Obrigada por compartilhar e por fazer pensar.

Atena disse...

S. Rodrigues:
Suas considerações estão perfeitas. Realmente a obediência cega nada mais é do que uma “justificativa” para encobrir o nosso lado sombrio (quando temos essa oportunidade), contudo isso não elimina o fato dela existir. Veja bem, somos seres altamente condicionados e principalmente no lado ocidental do planeta, com as crenças judaico-cristãs, a obediência é tida como condição para agradar a Deus. Aí começa a grande meleca. rsrs
O condicionamento, as crenças falsas em que se apóia toda a humanidade só podem gerar o que vemos por aí: pessoas infelizes, frustradas, aqui e ali atitudes bestiais e assim por diante. O medo e a culpa decorrentes dos condicionamentos geram tudo isso. Não somos ensinados a nos amar desde a infância, pelo contrário, passamos a infância ouvindo: não faça isso, não faça aquilo, você foi “um menino feio” ou malvado, etc.
Só o negativo é acentuado e como todos querem amor acaba-se usando de mil e um truques para, ocultando o lado sombrio, ser merecedor do amor dos demais.
Está absolutamente certa ao dizer que: “Acredito que é quando negamos nossas piores características que ficamos mais vulneráveis ao controle de terceiros”
A humanidade precisa urgentemente se aceitar como uma totalidade, aspectos positivos e negativos e após a aceitação vem o auto-amor. Pessoas de bem consigo mesmo, que se amam, amam também aos demais ou pelo menos os aceitam, sem preconceitos e exclusão dos diferentes.
Obrigada pela brilhante participação, pelos elogios e seja sempre bem vinda.
abraços

Anônimo disse...

You have a really good blog. Very interesting read. I will be back to look for more posts, keep it going.
___________________________
roofing

Cidadão Araçatuba disse...

Ótimo texto!
Eu já conhecia a experiência.
Cá entre nós: Tomamos choques o tempo todo, quanto tempo ainda as coisas continuarão como estão? Quanto tempo para acordarmos "geral"?
Abração!

Atena disse...

Anônimo:
Thanks for the nice words.

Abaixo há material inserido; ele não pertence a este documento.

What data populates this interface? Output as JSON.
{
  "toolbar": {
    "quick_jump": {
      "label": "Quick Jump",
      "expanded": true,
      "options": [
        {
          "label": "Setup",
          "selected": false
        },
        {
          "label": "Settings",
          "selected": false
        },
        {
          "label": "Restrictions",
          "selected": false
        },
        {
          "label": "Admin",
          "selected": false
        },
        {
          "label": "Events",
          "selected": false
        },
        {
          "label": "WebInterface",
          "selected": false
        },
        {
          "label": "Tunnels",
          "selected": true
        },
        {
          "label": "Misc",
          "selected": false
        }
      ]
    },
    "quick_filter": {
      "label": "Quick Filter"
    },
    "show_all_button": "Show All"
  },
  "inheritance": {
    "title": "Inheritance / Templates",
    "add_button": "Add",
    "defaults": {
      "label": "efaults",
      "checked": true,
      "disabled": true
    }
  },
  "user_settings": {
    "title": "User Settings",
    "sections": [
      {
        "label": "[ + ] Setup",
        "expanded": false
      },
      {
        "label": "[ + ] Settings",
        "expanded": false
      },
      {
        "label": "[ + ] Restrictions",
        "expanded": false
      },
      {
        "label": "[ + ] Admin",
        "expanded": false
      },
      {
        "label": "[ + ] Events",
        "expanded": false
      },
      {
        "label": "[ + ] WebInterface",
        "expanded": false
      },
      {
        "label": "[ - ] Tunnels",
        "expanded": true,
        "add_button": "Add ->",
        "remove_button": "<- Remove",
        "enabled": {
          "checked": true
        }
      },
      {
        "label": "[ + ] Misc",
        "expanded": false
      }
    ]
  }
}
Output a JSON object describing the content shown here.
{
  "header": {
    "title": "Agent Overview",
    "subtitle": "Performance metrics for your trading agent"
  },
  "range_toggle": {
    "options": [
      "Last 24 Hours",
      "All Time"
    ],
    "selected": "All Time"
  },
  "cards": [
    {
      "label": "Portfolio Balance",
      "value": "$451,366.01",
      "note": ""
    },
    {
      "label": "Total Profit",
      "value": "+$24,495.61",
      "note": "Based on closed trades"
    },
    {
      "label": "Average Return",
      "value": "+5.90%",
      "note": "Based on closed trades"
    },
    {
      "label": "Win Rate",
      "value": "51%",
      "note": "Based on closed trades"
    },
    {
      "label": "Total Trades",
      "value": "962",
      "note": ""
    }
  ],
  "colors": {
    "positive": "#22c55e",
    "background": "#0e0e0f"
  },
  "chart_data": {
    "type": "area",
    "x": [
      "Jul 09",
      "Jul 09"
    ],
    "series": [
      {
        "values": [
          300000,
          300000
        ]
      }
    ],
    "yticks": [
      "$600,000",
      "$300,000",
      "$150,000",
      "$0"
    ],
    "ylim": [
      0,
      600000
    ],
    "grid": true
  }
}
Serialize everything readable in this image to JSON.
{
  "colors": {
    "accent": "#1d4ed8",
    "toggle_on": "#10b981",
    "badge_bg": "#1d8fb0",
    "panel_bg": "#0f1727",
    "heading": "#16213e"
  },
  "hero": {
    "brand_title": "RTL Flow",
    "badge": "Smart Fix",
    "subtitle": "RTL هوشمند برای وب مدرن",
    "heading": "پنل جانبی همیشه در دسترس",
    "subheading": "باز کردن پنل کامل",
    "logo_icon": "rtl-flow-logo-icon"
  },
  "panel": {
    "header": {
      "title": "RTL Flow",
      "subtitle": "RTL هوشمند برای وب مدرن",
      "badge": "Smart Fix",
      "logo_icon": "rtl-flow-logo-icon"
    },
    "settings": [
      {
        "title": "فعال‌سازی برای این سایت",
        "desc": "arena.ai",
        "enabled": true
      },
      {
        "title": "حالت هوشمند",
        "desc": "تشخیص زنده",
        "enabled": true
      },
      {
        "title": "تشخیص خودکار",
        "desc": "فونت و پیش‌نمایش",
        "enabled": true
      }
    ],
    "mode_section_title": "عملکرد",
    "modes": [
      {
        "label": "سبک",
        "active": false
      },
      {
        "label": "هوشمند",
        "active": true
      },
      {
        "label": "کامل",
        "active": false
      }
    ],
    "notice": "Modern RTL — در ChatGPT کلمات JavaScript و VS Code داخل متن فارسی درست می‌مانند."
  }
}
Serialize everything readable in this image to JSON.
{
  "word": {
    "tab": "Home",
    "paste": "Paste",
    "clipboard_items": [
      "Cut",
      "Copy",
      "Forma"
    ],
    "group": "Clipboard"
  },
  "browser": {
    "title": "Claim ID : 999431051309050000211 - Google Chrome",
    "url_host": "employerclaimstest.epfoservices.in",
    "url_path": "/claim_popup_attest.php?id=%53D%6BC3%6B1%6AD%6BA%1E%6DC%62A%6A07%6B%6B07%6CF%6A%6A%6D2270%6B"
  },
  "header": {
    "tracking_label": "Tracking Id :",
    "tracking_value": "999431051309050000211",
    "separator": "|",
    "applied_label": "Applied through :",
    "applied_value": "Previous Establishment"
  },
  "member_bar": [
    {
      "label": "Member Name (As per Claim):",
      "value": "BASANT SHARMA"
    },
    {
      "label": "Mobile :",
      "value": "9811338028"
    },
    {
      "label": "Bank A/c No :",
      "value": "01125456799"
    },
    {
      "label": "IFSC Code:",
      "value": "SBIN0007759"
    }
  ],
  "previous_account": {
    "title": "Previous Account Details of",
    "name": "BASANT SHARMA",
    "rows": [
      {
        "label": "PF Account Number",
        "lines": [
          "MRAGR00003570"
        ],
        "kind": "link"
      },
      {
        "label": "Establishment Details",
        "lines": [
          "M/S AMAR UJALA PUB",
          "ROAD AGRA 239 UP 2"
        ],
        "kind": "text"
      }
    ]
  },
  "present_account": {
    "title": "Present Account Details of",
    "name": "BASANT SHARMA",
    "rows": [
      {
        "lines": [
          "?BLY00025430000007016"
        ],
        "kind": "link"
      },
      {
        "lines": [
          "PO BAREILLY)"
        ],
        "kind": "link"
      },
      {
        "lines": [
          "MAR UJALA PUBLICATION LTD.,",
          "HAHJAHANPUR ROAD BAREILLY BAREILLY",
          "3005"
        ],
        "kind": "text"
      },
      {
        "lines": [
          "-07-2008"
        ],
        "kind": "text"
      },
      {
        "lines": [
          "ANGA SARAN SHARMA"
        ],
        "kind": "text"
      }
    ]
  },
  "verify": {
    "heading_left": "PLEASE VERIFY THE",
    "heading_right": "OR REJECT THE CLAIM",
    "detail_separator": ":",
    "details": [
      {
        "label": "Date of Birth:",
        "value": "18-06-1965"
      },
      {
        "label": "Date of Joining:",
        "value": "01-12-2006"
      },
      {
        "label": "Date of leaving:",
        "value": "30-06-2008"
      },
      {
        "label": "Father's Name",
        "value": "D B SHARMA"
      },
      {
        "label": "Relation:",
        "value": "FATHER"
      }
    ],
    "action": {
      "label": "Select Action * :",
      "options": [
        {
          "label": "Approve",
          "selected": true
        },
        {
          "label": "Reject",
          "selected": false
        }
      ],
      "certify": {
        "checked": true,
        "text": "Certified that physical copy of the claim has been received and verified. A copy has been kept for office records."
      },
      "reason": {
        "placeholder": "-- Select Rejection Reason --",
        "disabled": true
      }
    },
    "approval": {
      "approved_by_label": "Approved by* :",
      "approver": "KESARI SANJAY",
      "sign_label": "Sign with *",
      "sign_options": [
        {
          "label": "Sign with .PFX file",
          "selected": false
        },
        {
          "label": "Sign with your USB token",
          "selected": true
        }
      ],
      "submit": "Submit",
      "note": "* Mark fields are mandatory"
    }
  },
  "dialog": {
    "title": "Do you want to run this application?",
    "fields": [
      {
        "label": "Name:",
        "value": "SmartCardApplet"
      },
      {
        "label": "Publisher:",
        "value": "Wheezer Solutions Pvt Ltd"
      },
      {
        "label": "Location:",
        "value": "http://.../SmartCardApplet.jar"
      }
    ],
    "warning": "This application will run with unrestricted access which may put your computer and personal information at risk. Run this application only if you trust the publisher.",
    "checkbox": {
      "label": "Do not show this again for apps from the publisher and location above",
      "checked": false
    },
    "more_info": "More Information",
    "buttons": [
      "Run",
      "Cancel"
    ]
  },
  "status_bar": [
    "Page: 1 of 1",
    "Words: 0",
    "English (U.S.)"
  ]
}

Be allways wellcome.
hugs

Atena disse...

Cidadão:
gostaria de poder responder que brevemente, mas ... ainda falta muito para o grosso da humanidade acordar de sua hipnose coletiva.
abraços

Luciana disse...

Eu vi um programa da descovery que descrevia exatamente essa experiencia. Achei bem interessante.

Apesar de não me considerar rebelde eu reconhece que a rebeldia é necessária. Porque é através dela que as pessoas lutam para que as coisas mudem.

Atena disse...

Com certeza, Luciana, muitos "rebeldes" fizeram por mudar a História.